A Mortgage on a House and a Subsequently Filed Tax Lien-which lien has priority the bank or the IRS?

 

A Mortgage on a House and a Subsequently Filed Tax Lien-which lien has priority the bank or the IRS?

 

This is a question that clients often ask us.  


The typical scenario is that a couple buys a house, and then due to financial difficulties, they are unable to pay their taxes, and the IRS files a lien against the house.


There is concern from the clients and they ask what takes priority, the tax lien or the mortgage?


New York is a race state and if the mortgage was recorded and duly perfected, then it has priority over a subsequently filed tax lien.

See Citizens Bank, N.A. v. Nash, No. 2:20-cv-00351 (E.D. Pa. 2021) which involved  a lien priority fight  between the IRS and the bank holding the taxpayer’s mortgage.  The bank erroneously recorded a release of its mortgage and that error caused it to lose the lien priority fight with the IRS.  An excellent article on this case can be found at Procedurally Taxing blog at https://procedurallytaxing.com/irs-wins-lien-priority-fight-with-bank/

The question we are next asked is whether the IRS will foreclose on their tax lien and seize the house to satisfy their tax debt.
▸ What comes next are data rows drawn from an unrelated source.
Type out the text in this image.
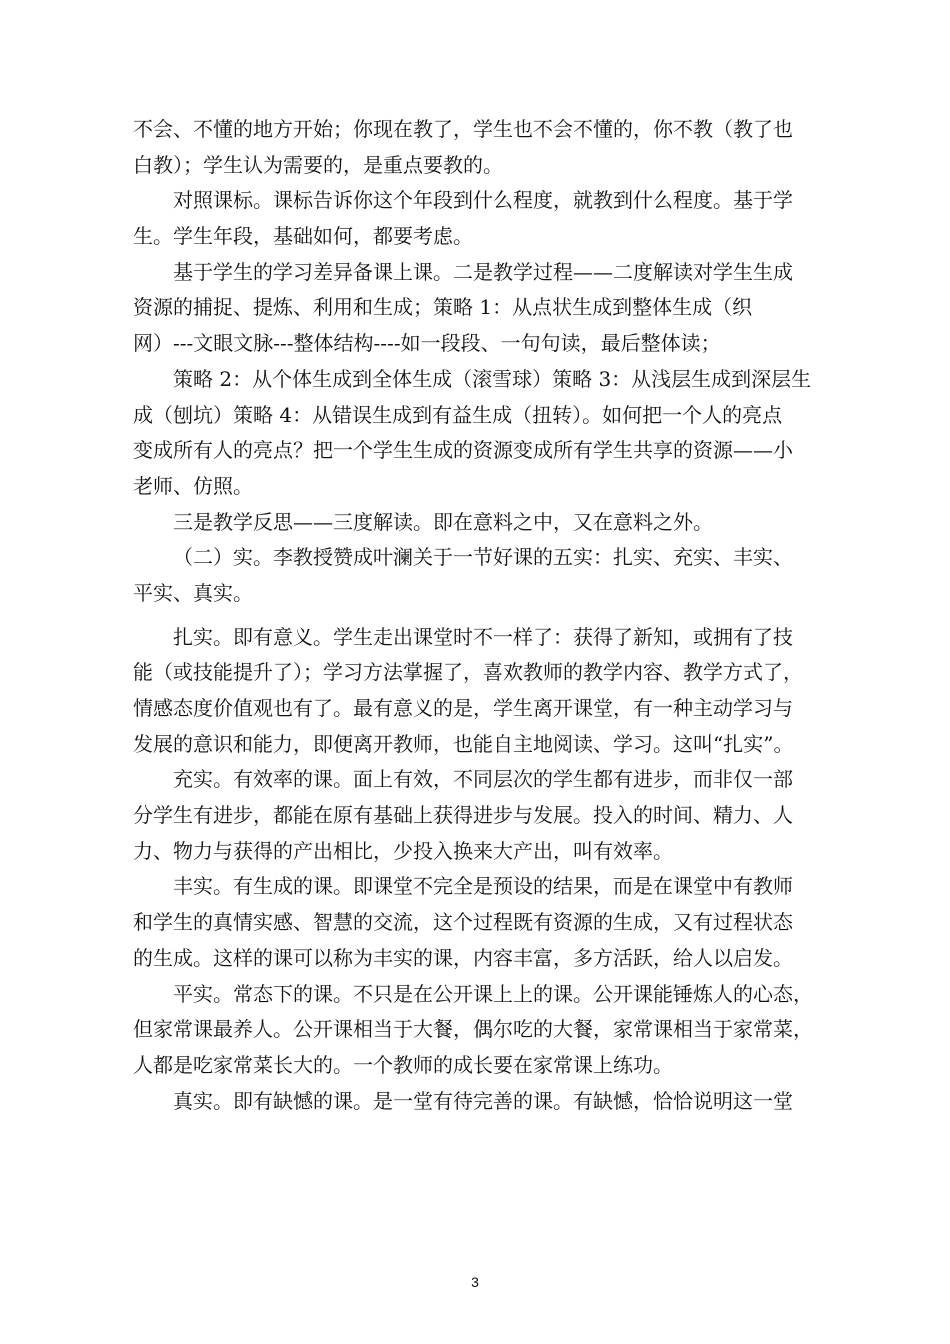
不会、不懂的地方开始；你现在教了，学生也不会不懂的，你不教（教了也
白教）；学生认为需要的，是重点要教的。
对照课标。课标告诉你这个年段到什么程度，就教到什么程度。基于学
生。学生年段，基础如何，都要考虑。
基于学生的学习差异备课上课。二是教学过程——二度解读对学生生成
资源的捕捉、提炼、利用和生成；策略 1：从点状生成到整体生成（织
网）---文眼文脉---整体结构----如一段段、一句句读，最后整体读；
策略 2：从个体生成到全体生成（滚雪球）策略 3：从浅层生成到深层生
成（刨坑）策略 4：从错误生成到有益生成（扭转）。如何把一个人的亮点
变成所有人的亮点？把一个学生生成的资源变成所有学生共享的资源——小
老师、仿照。
三是教学反思——三度解读。即在意料之中，又在意料之外。
（二）实。李教授赞成叶澜关于一节好课的五实：扎实、充实、丰实、
平实、真实。
扎实。即有意义。学生走出课堂时不一样了：获得了新知，或拥有了技
能（或技能提升了）；学习方法掌握了，喜欢教师的教学内容、教学方式了，
情感态度价值观也有了。最有意义的是，学生离开课堂，有一种主动学习与
发展的意识和能力，即便离开教师，也能自主地阅读、学习。这叫“扎实”。
充实。有效率的课。面上有效，不同层次的学生都有进步，而非仅一部
分学生有进步，都能在原有基础上获得进步与发展。投入的时间、精力、人
力、物力与获得的产出相比，少投入换来大产出，叫有效率。
丰实。有生成的课。即课堂不完全是预设的结果，而是在课堂中有教师
和学生的真情实感、智慧的交流，这个过程既有资源的生成，又有过程状态
的生成。这样的课可以称为丰实的课，内容丰富，多方活跃，给人以启发。
平实。常态下的课。不只是在公开课上上的课。公开课能锤炼人的心态，
但家常课最养人。公开课相当于大餐，偶尔吃的大餐，家常课相当于家常菜，
人都是吃家常菜长大的。一个教师的成长要在家常课上练功。
真实。即有缺憾的课。是一堂有待完善的课。有缺憾，恰恰说明这一堂
3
The IRS rarely forecloses on tax liens because they need to satisfy the mortgage first, as a result of the sale, and they do not want taxpayers to lose their homes.


In addition, in Kings, Queens, New York, Bronx, Richmond, Nassau, Suffolk, Rockland, Westchester, or Putnam counties, there is a $179,950 homestead exemption per spouse who owns and lives in the house. Therefore, a married couple who owns and lives in the house can protect $359,900 in equity. A homestead exemption applies after a mortgage but before a tax lien. Therefore, if a house had a $700,000 fair market value and a mortgage of $500,000, and a bank foreclosed on its lien, the bank would receive $500,000, the homeowners $200,000, and the IRS nothing.  

So what is the impact of an IRS tax lien on a house if the IRS does not foreclose on the tax lien? The IRS  tax lien will prevent the taxpayer from selling or refinancing their house for 10 years. A tax lien is a lien against a home for ten years. 


If a homeowner wants to sell or refinance their house and is subject to a tax lien, they can contact the IRS and request a satisfaction of the lien by paying the tax at closing.  Taxes, interest, and penalties must be paid to the IRS by homeowners. Sometimes the IRS will waive certain tax penalties, so homeowners should hire a lawyer or CPA to negotiate with the IRS on their behalf.